FIDE: 'Carlsen Never Demanded A Concrete Format'

| 133 | Chess Players

A report in Russian media that GM Magnus Carlsen has agreed to defend his world championship title against GM Ian Nepomniachtchi under a new match format with fewer classical games is "totally inaccurate," according to FIDE Director General Emil Sutovsky.

On July 4, the Russian website Sport-Express reported that Carlsen is ready for his fifth title defense vs. Nepomniachtchi in a match with a new format. Similar to tennis, it would be divided it into three sets.
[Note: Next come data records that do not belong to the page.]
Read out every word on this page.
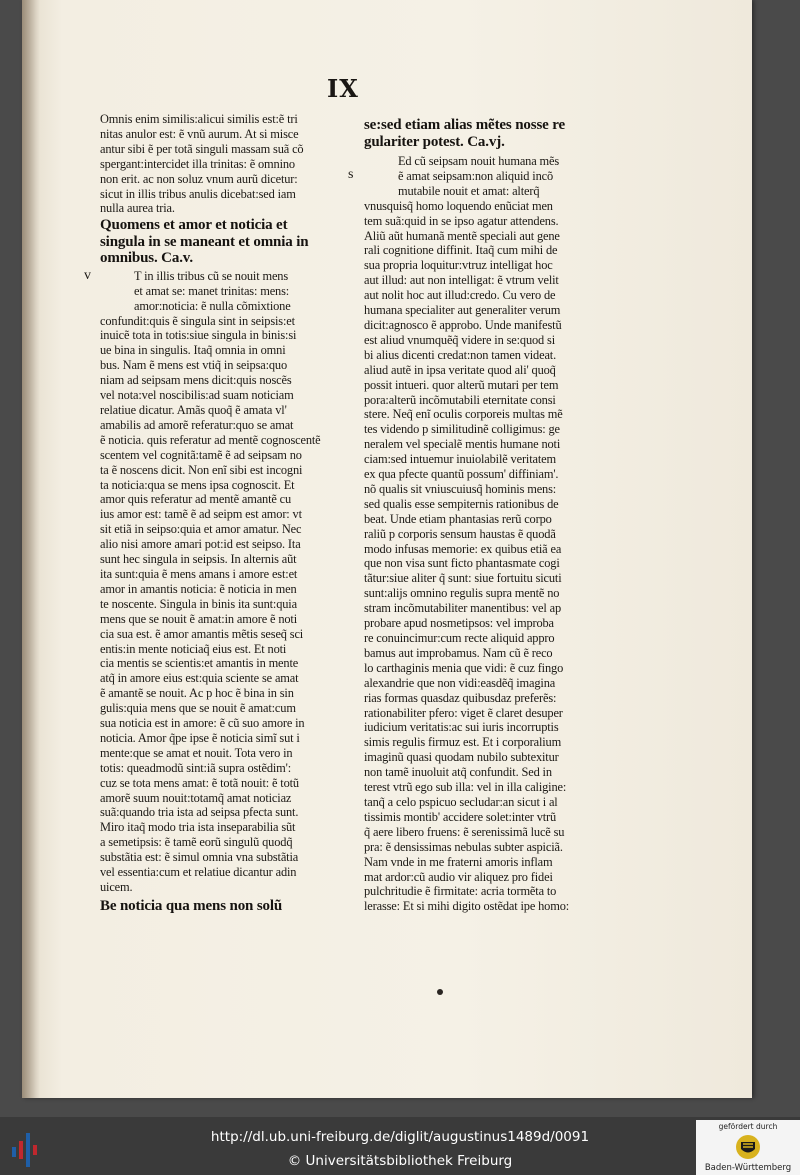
IX
Omnis enim similis:alicui similis est:ẽ tri
nitas anulor est: ẽ vnũ aurum. At si misce
antur sibi ẽ per totã singuli massam suã cõ
spergant:intercidet illa trinitas: ẽ omnino
non erit. ac non soluz vnum aurũ dicetur:
sicut in illis tribus anulis dicebat:sed iam
nulla aurea tria.
Quomens et amor et noticia et
singula in se maneant et omnia in
omnibus. Ca.v.
v	T in illis tribus cũ se nouit mens
et amat se: manet trinitas: mens:
amor:noticia: ẽ nulla cõmixtione
confundit:quis ẽ singula sint in seipsis:et
inuicẽ tota in totis:siue singula in binis:si
ue bina in singulis. Itaq̃ omnia in omni
bus. Nam ẽ mens est vtiq̃ in seipsa:quo
niam ad seipsam mens dicit:quis noscẽs
vel nota:vel noscibilis:ad suam noticiam
relatiue dicatur. Amãs quoq̃ ẽ amata vl'
amabilis ad amorẽ referatur:quo se amat
ẽ noticia. quis referatur ad mentẽ cognoscentẽ
scentem vel cognitã:tamẽ ẽ ad seipsam no
ta ẽ noscens dicit. Non enĩ sibi est incogni
ta noticia:qua se mens ipsa cognoscit. Et
amor quis referatur ad mentẽ amantẽ cu
ius amor est: tamẽ ẽ ad seipm est amor: vt
sit etiã in seipso:quia et amor amatur. Nec
alio nisi amore amari pot:id est seipso. Ita
sunt hec singula in seipsis. In alternis aũt
ita sunt:quia ẽ mens amans i amore est:et
amor in amantis noticia: ẽ noticia in men
te noscente. Singula in binis ita sunt:quia
mens que se nouit ẽ amat:in amore ẽ noti
cia sua est. ẽ amor amantis mẽtis seseq̃ sci
entis:in mente noticiaq̃ eius est. Et noti
cia mentis se scientis:et amantis in mente
atq̃ in amore eius est:quia sciente se amat
ẽ amantẽ se nouit. Ac p hoc ẽ bina in sin
gulis:quia mens que se nouit ẽ amat:cum
sua noticia est in amore: ẽ cũ suo amore in
noticia. Amor q̃pe ipse ẽ noticia simĩ sut i
mente:que se amat et nouit. Tota vero in
totis: queadmodũ sint:iã supra ostẽdim':
cuz se tota mens amat: ẽ totã nouit: ẽ totũ
amorẽ suum nouit:totamq̃ amat noticiaz
suã:quando tria ista ad seipsa pfecta sunt.
Miro itaq̃ modo tria ista inseparabilia sũt
a semetipsis: ẽ tamẽ eorũ singulũ quodq̃
substãtia est: ẽ simul omnia vna substãtia
vel essentia:cum et relatiue dicantur adin
uicem.
Be noticia qua mens non solũ
se:sed etiam alias mẽtes nosse re
gulariter potest. Ca.vj.
s
Ed cũ seipsam nouit humana mẽs
ẽ amat seipsam:non aliquid incõ
mutabile nouit et amat: alterq̃
vnusquisq̃ homo loquendo enũciat men
tem suã:quid in se ipso agatur attendens.
Aliũ aũt humanã mentẽ speciali aut gene
rali cognitione diffinit. Itaq̃ cum mihi de
sua propria loquitur:vtruz intelligat hoc
aut illud: aut non intelligat: ẽ vtrum velit
aut nolit hoc aut illud:credo. Cu vero de
humana specialiter aut generaliter verum
dicit:agnosco ẽ approbo. Unde manifestũ
est aliud vnumquẽq̃ videre in se:quod si
bi alius dicenti credat:non tamen videat.
aliud autẽ in ipsa veritate quod ali' quoq̃
possit intueri. quor alterũ mutari per tem
pora:alterũ incõmutabili eternitate consi
stere. Neq̃ enĩ oculis corporeis multas mẽ
tes videndo p similitudinẽ colligimus: ge
neralem vel specialẽ mentis humane noti
ciam:sed intuemur inuiolabilẽ veritatem
ex qua pfecte quantũ possum' diffiniam'.
nõ qualis sit vniuscuiusq̃ hominis mens:
sed qualis esse sempiternis rationibus de
beat. Unde etiam phantasias rerũ corpo
raliũ p corporis sensum haustas ẽ quodã
modo infusas memorie: ex quibus etiã ea
que non visa sunt ficto phantasmate cogi
tãtur:siue aliter q̃ sunt: siue fortuitu sicuti
sunt:alijs omnino regulis supra mentẽ no
stram incõmutabiliter manentibus: vel ap
probare apud nosmetipsos: vel improba
re conuincimur:cum recte aliquid appro
bamus aut improbamus. Nam cũ ẽ reco
lo carthaginis menia que vidi: ẽ cuz fingo
alexandrie que non vidi:easdẽq̃ imagina
rias formas quasdaz quibusdaz preferẽs:
rationabiliter pfero: viget ẽ claret desuper
iudicium veritatis:ac sui iuris incorruptis
simis regulis firmuz est. Et i corporalium
imaginũ quasi quodam nubilo subtexitur
non tamẽ inuoluit atq̃ confundit. Sed in
terest vtrũ ego sub illa: vel in illa caligine:
tanq̃ a celo pspicuo secludar:an sicut i al
tissimis montib' accidere solet:inter vtrũ
q̃ aere libero fruens: ẽ serenissimã lucẽ su
pra: ẽ densissimas nebulas subter aspiciã.
Nam vnde in me fraterni amoris inflam
mat ardor:cũ audio vir aliquez pro fidei
pulchritudie ẽ firmitate: acria tormẽta to
lerasse: Et si mihi digito ostẽdat ipe homo:
http://dl.ub.uni-freiburg.de/diglit/augustinus1489d/0091
© Universitätsbibliothek Freiburg
gefördert durch
Baden-Württemberg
Each set would consist of four classical games and in case of 2-2, a rapid and blitz tiebreak would be played.

According to Sutovsky, the news "has nothing to do with the truth." The FIDE Director General, who is the main official responsible for the world championship cycle, thinks that the Russian website may have been confused with one of the proposals FIDE had sent to players.

"But also that was very different from what is described, and it was just a proposal we asked top-10 players to give feedback on," said Sutovsky. "The matter is sensitive and I don't want to go into details, but Magnus never demanded any concrete format."

A report from Chess24 which translated the Sports-Express article was retweeted by Carlsen with the comment: "fake news."

Shortly after beating Nepomniachtchi in the 2021 world championship in Dubai, Carlsen shocked the chess world by saying that he might be letting go of his world title in classical chess unless GM Alireza Firouzja will be his opponent for the next match. "If someone other than Firouzja wins the Candidates Tournament, it is unlikely that I will play the next world championship match," the world champion said in a podcast in December last year.

In April of this year, Carlsen reiterated his statement in an interview with Norway's biggest newspaper VG: "If anyone expects or hopes that I will say yes, I have to prepare them for disappointment."

Three days ago, Nepomniachtchi won the Candidates Tournament. On the day of the penultimate round, Carlsen had a meeting in Madrid with Sutovsky and FIDE President Arkady Dvorkovich, where the three discussed potential changes to the match format.

Carlsen was given an "informal deadline" of July 20, International Chess Day, to make a decision about his title defense.